You are standing at a franchise fork in the road (go with us for a moment). At this fork, you, as a franchise broker have to make a specific decision. The decision is between franchise brands, and for argument’s sake, they both occupy the same space – senior care. Brand A has higher performing AUVs, a seasoned and tenured leadership team, and franchisees swallowing up more territory.
Brand B is slightly behind A in all of those categories.
Brand A’s franchise fee is $50,000 – used to be $30,000, but jumped it up to $50,000 to pay the broker community more money.
Brand B’s is also $50,000 – same story.
Brand A’s broker package is $20,000 of the franchise fee. The leadership has always believed that using the $30,000 to properly onboard the zee is essential to their success.
Brand B’s broker package is $50,000, and, they incentivize you with another $10,000 every time you help them find 5 more franchisees.

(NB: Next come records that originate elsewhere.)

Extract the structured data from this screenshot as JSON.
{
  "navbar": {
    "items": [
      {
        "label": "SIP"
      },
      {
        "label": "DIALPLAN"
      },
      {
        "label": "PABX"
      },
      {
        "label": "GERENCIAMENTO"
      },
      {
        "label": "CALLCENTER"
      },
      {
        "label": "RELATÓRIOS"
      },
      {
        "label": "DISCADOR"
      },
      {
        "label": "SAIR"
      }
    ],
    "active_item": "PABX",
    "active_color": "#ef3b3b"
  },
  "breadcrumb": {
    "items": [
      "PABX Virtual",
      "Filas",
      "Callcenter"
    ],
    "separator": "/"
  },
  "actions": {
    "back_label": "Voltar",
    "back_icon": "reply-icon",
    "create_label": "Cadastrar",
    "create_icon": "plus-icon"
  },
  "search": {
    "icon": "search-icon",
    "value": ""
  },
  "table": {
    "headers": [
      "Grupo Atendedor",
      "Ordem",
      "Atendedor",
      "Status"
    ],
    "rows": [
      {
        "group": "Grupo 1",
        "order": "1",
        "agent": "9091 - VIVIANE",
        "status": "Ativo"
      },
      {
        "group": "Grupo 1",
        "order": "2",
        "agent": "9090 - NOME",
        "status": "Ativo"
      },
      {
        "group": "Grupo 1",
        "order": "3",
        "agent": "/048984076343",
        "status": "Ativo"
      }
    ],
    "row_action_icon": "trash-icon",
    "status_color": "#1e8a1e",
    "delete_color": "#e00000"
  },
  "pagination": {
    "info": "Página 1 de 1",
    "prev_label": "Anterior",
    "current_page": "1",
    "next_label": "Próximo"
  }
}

Which brand do you push? The one that is a sounder business or the one that gives you more money? It’s a tough decision for sure – however, in the art of this discussion – it’s not about that choice – it’s all about making that choice difficult. That’s your job, Mr./Ms. Franchisor. How can you make your brand more top of mind when a franchise broker is faced with a decision of two brands – one being better for their candidates?
Money.
Percentage of royalty in some cases.
Bonuses for sales milestones.
Bonuses for franchisee performance.
Wines, dines, and other fancy things.
Unfortunately or fortunately, there is some gamesmanship to the sales process with brokers. How are you winning? How are you incentivizing? It’s something you have to think about in structuring your deal modeling.